Computing That Serves

Efficient Modeling and Verification of Analog/Mixed-Signal Circuits


Thursday, February 7, 2008 - 11:00am


Scott Little, SRC Fellow/PhD Candidate, University of Utah

Analog circuit design is traditionally done by expert designers in an ad hoc manner heavily dependent on SPICE simulation. This method has worked successfully for many years, but recent trends are prompting design managers to explore new and innovative techniques. Process variation for modern processes is increasing which results in significant design effort by analog designers to maintain acceptable yields.

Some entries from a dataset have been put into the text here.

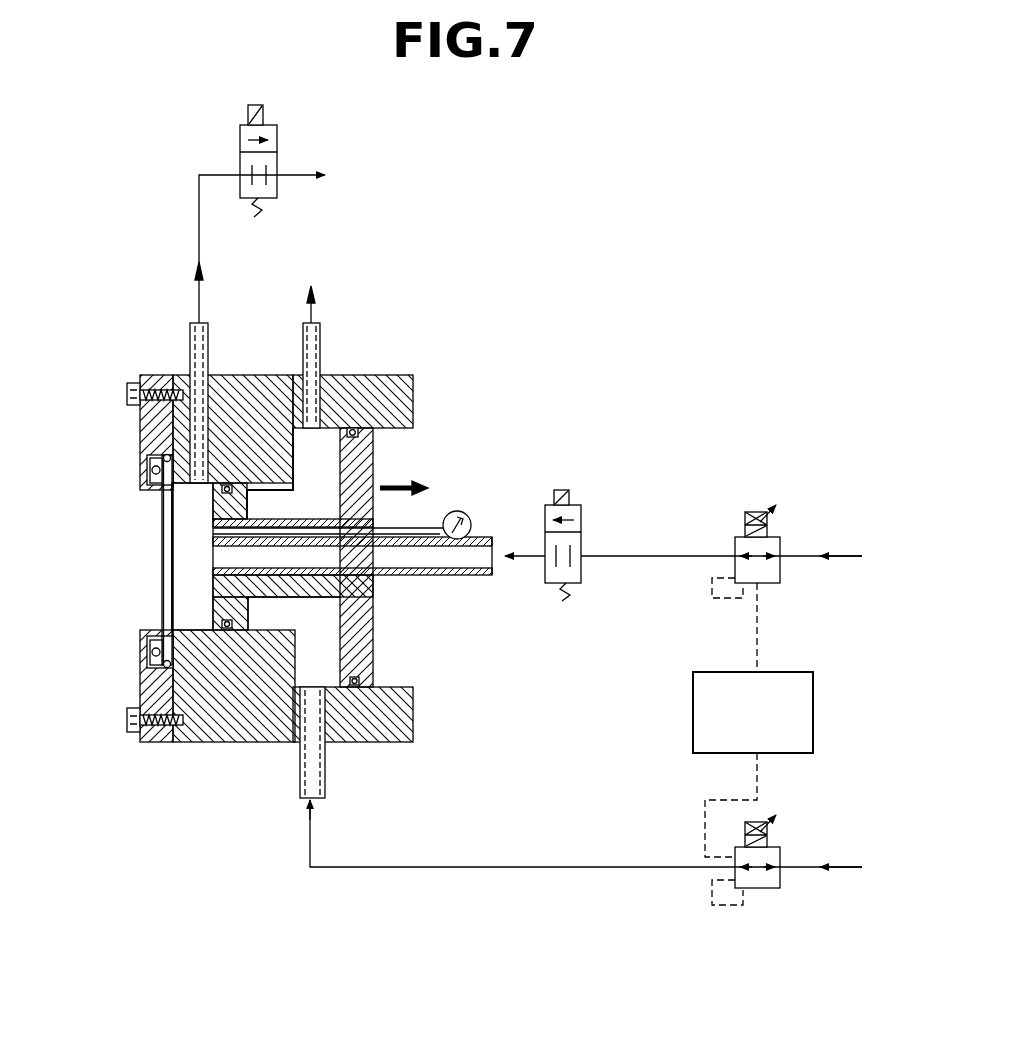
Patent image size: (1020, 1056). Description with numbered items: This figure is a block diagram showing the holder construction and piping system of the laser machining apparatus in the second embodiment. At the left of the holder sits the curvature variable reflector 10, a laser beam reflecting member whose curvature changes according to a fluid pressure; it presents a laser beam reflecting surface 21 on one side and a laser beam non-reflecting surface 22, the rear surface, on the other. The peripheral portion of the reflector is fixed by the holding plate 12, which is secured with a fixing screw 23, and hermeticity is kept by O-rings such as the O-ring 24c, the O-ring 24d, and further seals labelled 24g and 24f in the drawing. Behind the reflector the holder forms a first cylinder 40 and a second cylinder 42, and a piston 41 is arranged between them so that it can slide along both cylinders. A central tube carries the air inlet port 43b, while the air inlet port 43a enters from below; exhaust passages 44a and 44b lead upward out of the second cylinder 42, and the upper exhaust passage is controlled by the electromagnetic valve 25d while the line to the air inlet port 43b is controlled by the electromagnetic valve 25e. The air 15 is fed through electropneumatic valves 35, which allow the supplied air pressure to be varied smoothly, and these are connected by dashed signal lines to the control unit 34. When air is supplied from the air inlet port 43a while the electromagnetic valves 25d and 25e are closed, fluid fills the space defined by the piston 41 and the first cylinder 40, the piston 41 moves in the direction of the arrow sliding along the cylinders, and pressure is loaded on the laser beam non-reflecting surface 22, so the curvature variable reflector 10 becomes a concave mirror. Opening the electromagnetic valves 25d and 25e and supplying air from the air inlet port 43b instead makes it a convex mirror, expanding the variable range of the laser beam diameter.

The curvature variable reflector 10 is at (165, 594).
The holding plate 12 is at (152, 742).
The air 15 is at (524, 556).
The laser beam reflecting surface 21 is at (160, 548).
The laser beam non-reflecting surface 22 is at (178, 556).
The fixing screw 23 is at (128, 720).
The O-ring 24c is at (150, 470).
The O-ring 24d is at (164, 456).
The chamber 24f is at (292, 462).
The O-ring 24g is at (360, 432).
The electromagnetic valve 25d is at (278, 134).
The electromagnetic valve 25e is at (582, 512).
The control unit 34 is at (814, 720).
The electropneumatic valve 35 is at (781, 552).
The cylinder (1) 40 is at (414, 396).
The piston 41 is at (374, 644).
The cylinder (2) 42 is at (250, 376).
The air inlet port 43a is at (326, 770).
The air inlet port 43b is at (458, 576).
The exhaust pipe 44a is at (320, 340).
The exhaust pipe 44b is at (190, 346).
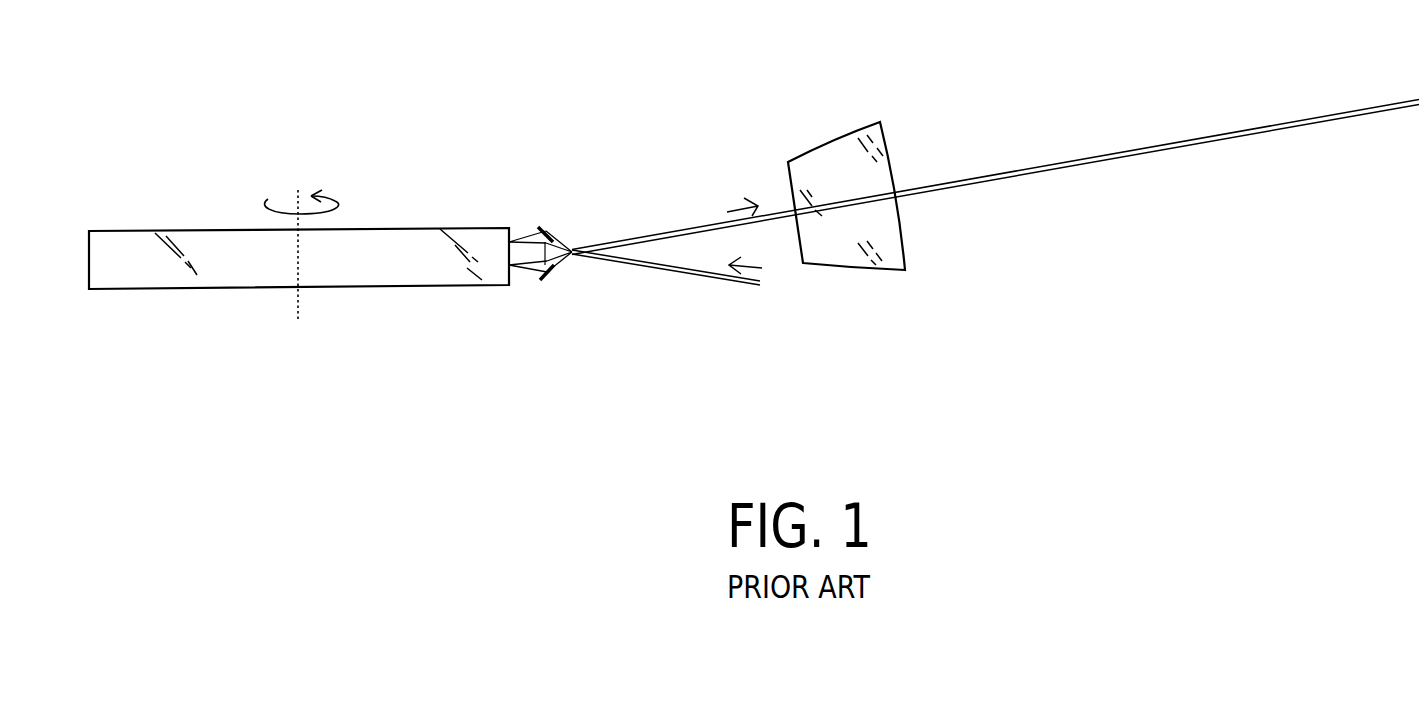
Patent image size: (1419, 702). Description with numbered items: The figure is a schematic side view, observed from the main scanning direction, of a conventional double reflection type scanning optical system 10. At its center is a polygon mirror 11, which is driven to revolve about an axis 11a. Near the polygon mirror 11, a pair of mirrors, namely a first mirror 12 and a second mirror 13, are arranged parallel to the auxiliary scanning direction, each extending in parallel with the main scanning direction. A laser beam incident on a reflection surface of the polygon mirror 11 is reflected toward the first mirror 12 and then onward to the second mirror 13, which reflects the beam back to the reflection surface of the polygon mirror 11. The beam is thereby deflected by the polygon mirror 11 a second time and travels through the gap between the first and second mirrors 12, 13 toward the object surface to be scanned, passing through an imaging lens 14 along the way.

The double reflection type scanning optical system 10 is at (582, 93).
The polygon mirror 11 is at (183, 230).
The axis 11a is at (300, 292).
The first mirror 12 is at (547, 228).
The second mirror 13 is at (541, 282).
The imaging lens 14 is at (840, 135).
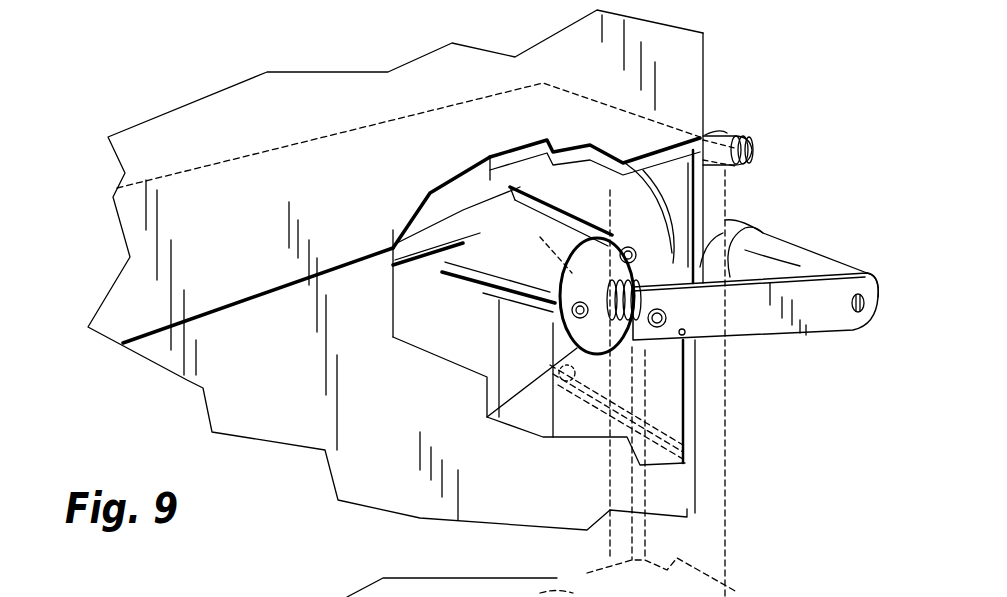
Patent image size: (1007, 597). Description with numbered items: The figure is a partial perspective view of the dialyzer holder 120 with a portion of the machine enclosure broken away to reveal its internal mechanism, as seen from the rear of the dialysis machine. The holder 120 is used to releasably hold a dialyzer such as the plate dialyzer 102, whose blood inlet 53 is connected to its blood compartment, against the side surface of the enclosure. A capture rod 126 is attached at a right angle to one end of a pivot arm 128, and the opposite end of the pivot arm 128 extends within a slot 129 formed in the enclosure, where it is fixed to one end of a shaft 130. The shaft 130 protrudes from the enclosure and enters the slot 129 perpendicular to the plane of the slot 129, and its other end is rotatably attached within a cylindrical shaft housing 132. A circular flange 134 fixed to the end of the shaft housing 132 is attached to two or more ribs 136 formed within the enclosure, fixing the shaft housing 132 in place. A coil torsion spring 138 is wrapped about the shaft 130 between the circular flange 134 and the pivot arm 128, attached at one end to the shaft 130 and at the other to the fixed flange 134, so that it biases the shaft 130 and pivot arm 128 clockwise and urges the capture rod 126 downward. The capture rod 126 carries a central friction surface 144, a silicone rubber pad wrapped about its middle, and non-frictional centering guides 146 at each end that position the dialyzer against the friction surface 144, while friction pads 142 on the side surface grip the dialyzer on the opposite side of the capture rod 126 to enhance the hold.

The blood inlet 53 is at (733, 170).
The plate dialyzer 102 is at (725, 505).
The dialyzer holder 120 is at (762, 447).
The capture rod 126 is at (848, 250).
The pivot arm 128 is at (807, 330).
The slot 129 is at (636, 170).
The shaft 130 is at (545, 300).
The shaft housing 132 is at (513, 257).
The circular flange 134 is at (487, 417).
The ribs 136 is at (470, 187).
The coil torsion spring 138 is at (693, 347).
The friction pads 142 is at (602, 434).
The central friction surface 144 is at (740, 240).
The centering guides 146 is at (793, 262).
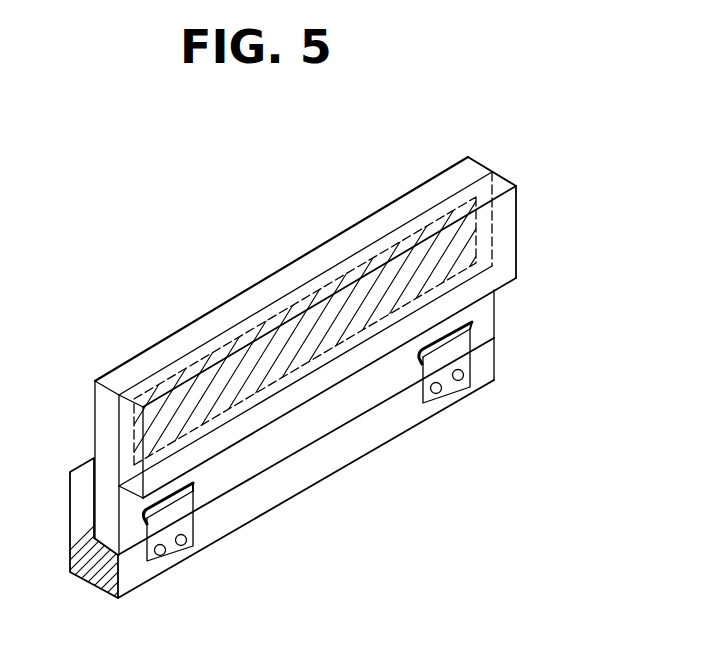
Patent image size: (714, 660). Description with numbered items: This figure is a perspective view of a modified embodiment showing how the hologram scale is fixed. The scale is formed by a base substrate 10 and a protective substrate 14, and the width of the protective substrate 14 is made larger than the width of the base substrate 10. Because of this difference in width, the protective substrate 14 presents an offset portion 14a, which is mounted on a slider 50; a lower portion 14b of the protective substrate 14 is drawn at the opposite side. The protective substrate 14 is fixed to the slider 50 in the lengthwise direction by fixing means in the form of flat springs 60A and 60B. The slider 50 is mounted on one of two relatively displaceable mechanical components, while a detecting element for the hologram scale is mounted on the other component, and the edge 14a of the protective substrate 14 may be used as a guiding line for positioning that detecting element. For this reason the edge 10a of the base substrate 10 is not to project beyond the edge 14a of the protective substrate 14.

The base substrate 10 is at (511, 252).
The edge of the base substrate 10a is at (518, 188).
The protective substrate 14 is at (260, 278).
The offset portion (edge) of the protective substrate 14a is at (480, 162).
The lower plate of frame 14b is at (496, 310).
The slider 50 is at (77, 574).
The flat spring 60A is at (203, 554).
The flat spring 60B is at (459, 394).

The increasing popularity of larger and more complex mixed-signal circuits poses a problem to the simulation dependent validation methodology as simulation of these large circuits is possible for a very limited number of vectors. Formal methods are used successfully to aid in the complex validation problem for digital circuits.
Our research leverages the ideas of digital formal methods and applies them to the analog/mixed-signal (AMS) circuit verification problem. In this talk, I describe a formal model and analysis methods for AMS circuits as well as methods to automatically generate abstract models from common AMS modeling languages. Our analysis procedure uses difference bound matrices (DBMs), a restricted form of convex polygons, to represent the continuous state space of the model. Reachability analysis using DBMs provides very efficient analysis without a significant loss in accuracy. We demonstrate these methods on a case study of several AMS circuits from both academia and industry. The formal verification methods demonstrate the ability to find bugs missed by standard simulations. The abstract modeling methods show the promise of using automatically generated abstract models by demonstrating up to 40x speedup for some examples.


Scott R. Little received the B.S. degree in computer engineering in 2003 from the University of Utah, Salt Lake City, UT. He is currently an SRC Fellow working toward a Ph.D. in computer science at the University of Utah. His current research interests include formal and semi-formal verification of embedded systems and analog/mixed-signal circuits.